The more I thought about this the more my thinking was driven by what various datetime libraries allow the developer to do.  While in a perfect world I’d prefer the ISO 8601 “just specify what you know” (which allows 2016-01-01 for example to say January 1, 2016), libraries that support 8601 don’t seem to give the developer any way of distinguishing between “2016-01-01” and “2016-01-01T00:00:00.0Z”.  Therefore, we’re better off going with RFC 3339 which mandates a full date/time and the separate precision specifier we’ve previously discussed.  As far as fractional seconds, I say we allow zero or more digits – the libraries support that, it’s compliant with RFC 3339 and at the F2F no one could articulate a reason why that was a burden to implementers.

 

So, in summary:

                RFC 3339

                All times expressed in UTC (“Z”)

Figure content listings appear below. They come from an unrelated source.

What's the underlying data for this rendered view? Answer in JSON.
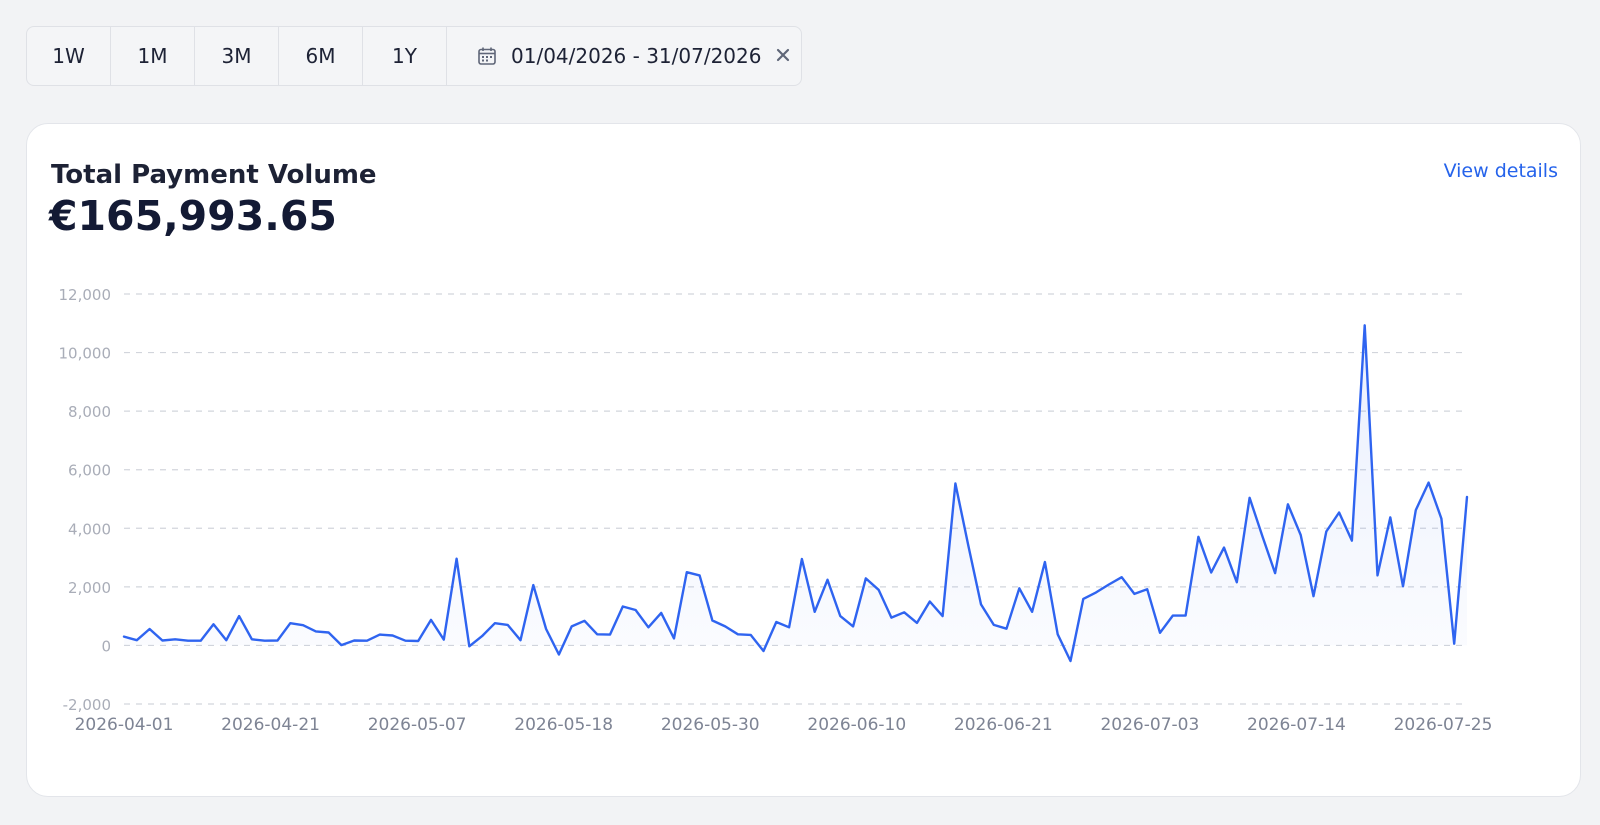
{
  "range_buttons": [
    "1W",
    "1M",
    "3M",
    "6M",
    "1Y"
  ],
  "date_range": "01/04/2026 - 31/07/2026",
  "icons": {
    "calendar": "calendar-icon",
    "clear": "close-icon"
  },
  "card": {
    "title": "Total Payment Volume",
    "value": "€165,993.65",
    "link": "View details"
  },
  "colors": {
    "accent": "#2563eb",
    "line": "#2f64f0",
    "background": "#f2f3f5"
  },
  "chart_data": {
    "type": "area",
    "ylim": [
      -2000,
      12000
    ],
    "yticks": [
      -2000,
      0,
      2000,
      4000,
      6000,
      8000,
      10000,
      12000
    ],
    "ytick_labels": [
      "-2,000",
      "0",
      "2,000",
      "4,000",
      "6,000",
      "8,000",
      "10,000",
      "12,000"
    ],
    "xtick_labels": [
      "2026-04-01",
      "2026-04-21",
      "2026-05-07",
      "2026-05-18",
      "2026-05-30",
      "2026-06-10",
      "2026-06-21",
      "2026-07-03",
      "2026-07-14",
      "2026-07-25"
    ],
    "grid": "horizontal-dashed",
    "series": [
      {
        "values": [
          300,
          180,
          560,
          170,
          210,
          160,
          160,
          720,
          180,
          1000,
          210,
          160,
          170,
          760,
          690,
          480,
          440,
          10,
          170,
          160,
          370,
          340,
          160,
          150,
          870,
          200,
          2960,
          -30,
          320,
          760,
          700,
          180,
          2060,
          560,
          -310,
          650,
          840,
          380,
          370,
          1330,
          1210,
          620,
          1110,
          240,
          2500,
          2390,
          850,
          650,
          380,
          360,
          -190,
          800,
          620,
          2950,
          1150,
          2240,
          1000,
          650,
          2290,
          1900,
          950,
          1130,
          770,
          1500,
          1000,
          5530,
          3430,
          1400,
          700,
          570,
          1950,
          1150,
          2850,
          380,
          -530,
          1590,
          1810,
          2080,
          2330,
          1760,
          1920,
          430,
          1020,
          1020,
          3710,
          2490,
          3340,
          2160,
          5040,
          3730,
          2470,
          4820,
          3770,
          1680,
          3890,
          4540,
          3580,
          10930,
          2390,
          4370,
          2020,
          4620,
          5560,
          4330,
          60,
          5070
        ]
      }
    ]
  }
}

                Separate precision specifier

 

From: cti@lists.oasis-open.org [mailto:cti@lists.oasis-open.org] On Behalf Of Jordan, Bret
Sent: Monday, January 18, 2016 10:58 AM
To: cti@lists.oasis-open.org
Subject: [cti] Re: Timestamps, yet again

 

Thoughts???  We really need to decide this.  This along with IDs are the next major things we need to resolve and resolve SOON.  

 

Thanks,

 

Bret

 

 

 

Bret Jordan CISSP

Director of Security Architecture and Standards | Office of the CTO

Blue Coat Systems

PGP Fingerprint: 63B4 FC53 680A 6B7D 1447  F2C0 74F8 ACAE 7415 0050

"Without cryptography vihv vivc ce xhrnrw, however, the only thing that can not be unscrambled is an egg." 

 

On Jan 14, 2016, at 22:19, Jordan, Bret <bret.jordan@BLUECOAT.COM> wrote:

 

As this issue was brought up at the Face2Face, and thus reopened for debate and consensus, and the consensus today was leaning toward the use of RFC3339 as is, without further stipulation and the removal of timestamp_precision field, I thought it would be best to re-read the RFC for clarification.  

 

Section 4.2. Local Offsets

Allows for local time, so long as it is an offset from UTC

 

5.8. Examples

1996-12-19T16:39:57-08:00

 

 

I do not see anything in RFC3339 that allows for dates/times with less precision than a fully qualified timestamp:  yyyymmddThh:mm:ssZ

 

ISO8601 does explicitly allow for reduced precision by just truncating the value.

 

 

From my understanding of the community we have the following requirements:

1) Represent reduced precision

            2015Z

            201501Z

            20150114Z

            20150114T23Z

            20150114T23:21Z

            20150114T23:21:20Z

            20150114T23:21:20.1Z

            20150114T23:21:20.12Z

            20150114T23:21:20.123Z

            etc.

2) Represent an arbitrary number of fractional sections

            20150114T23:21:20.1Z

            20150114T23:21:20.12Z

            20150114T23:21:20.123Z

            etc.

3) Represent values in local time as a offset to UTC or in UTC 

            20150114T23:21:20.123456Z

            20150114T23:21:20.123456-08:00

 

 

 

Thanks,

 

Bret

 

 

 

Bret Jordan CISSP

Director of Security Architecture and Standards | Office of the CTO

Blue Coat Systems

PGP Fingerprint: 63B4 FC53 680A 6B7D 1447  F2C0 74F8 ACAE 7415 0050

"Without cryptography vihv vivc ce xhrnrw, however, the only thing that can not be unscrambled is an egg."